You're Symbolism! In the late 1800's the world of art was filled with art movements which all seemed to promote some external cause. A group of poets, writers and artists got fed up with this exploitation of art, and founded a new art movement, symbolism, whose primary cause was to create art just for the sake of creating art. In visual arts, symbolists were quite flexible when it came to the technique - their styles varied from traditional to impressionist and expressionist - but the mystical content of their works of art were always, needless to say, symbolic. What they painted didn't always directly correspond to what they were actually portraying; a young boy getting out of bed in the morning may have portrayed coming of age, a skeleton represented death, and an angel stood for innocence, for instance. The right interpretation was usually left to the viewer. The atmosphere in symbolist works of art was often spooky, mystical, dreamy, and sensual.

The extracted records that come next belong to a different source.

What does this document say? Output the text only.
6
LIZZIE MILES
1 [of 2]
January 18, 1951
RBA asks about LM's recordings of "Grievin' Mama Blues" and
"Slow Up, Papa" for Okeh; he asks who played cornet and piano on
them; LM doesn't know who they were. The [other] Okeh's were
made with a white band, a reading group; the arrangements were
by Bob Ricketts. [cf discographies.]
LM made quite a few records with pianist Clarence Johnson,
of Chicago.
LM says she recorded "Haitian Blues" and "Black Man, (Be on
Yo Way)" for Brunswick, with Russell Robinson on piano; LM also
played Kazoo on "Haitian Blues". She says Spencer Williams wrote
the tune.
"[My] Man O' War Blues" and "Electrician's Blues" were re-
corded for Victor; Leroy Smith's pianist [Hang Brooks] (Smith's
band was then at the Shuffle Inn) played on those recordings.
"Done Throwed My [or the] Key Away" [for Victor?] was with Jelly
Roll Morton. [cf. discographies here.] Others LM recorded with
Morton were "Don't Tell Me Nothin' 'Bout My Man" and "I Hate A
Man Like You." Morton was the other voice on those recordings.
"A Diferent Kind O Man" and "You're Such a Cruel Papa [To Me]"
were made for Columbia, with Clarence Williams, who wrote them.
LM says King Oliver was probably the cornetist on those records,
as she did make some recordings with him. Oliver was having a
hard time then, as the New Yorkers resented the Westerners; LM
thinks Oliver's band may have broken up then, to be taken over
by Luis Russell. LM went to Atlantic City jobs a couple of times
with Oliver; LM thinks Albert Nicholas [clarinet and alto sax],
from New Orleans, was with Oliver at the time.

Famous symbolists: Gustave Moreau, Hugo Simberg
Picture: The Wounded Angel by Hugo Simberg - Simberg's paintings usually contained well-known mythical characters (such as the crouchy skeleton-shaped Death, and the poor little Devil) combined with surprisingly normal country surroundings. One of his trademarks was portraying traditionally scary things, like death, as pleasant, melancholic characters who didn't seem threatening at all. The Wounded Angel is a very clear example of symbolic art - metaphorically, the idea of two young boys carrying a wounded angel can be interpreted in many ways (such as the loss of innocence or the end of childhood, for instance), but whatever the case is, the angel in the picture is more than just an angel.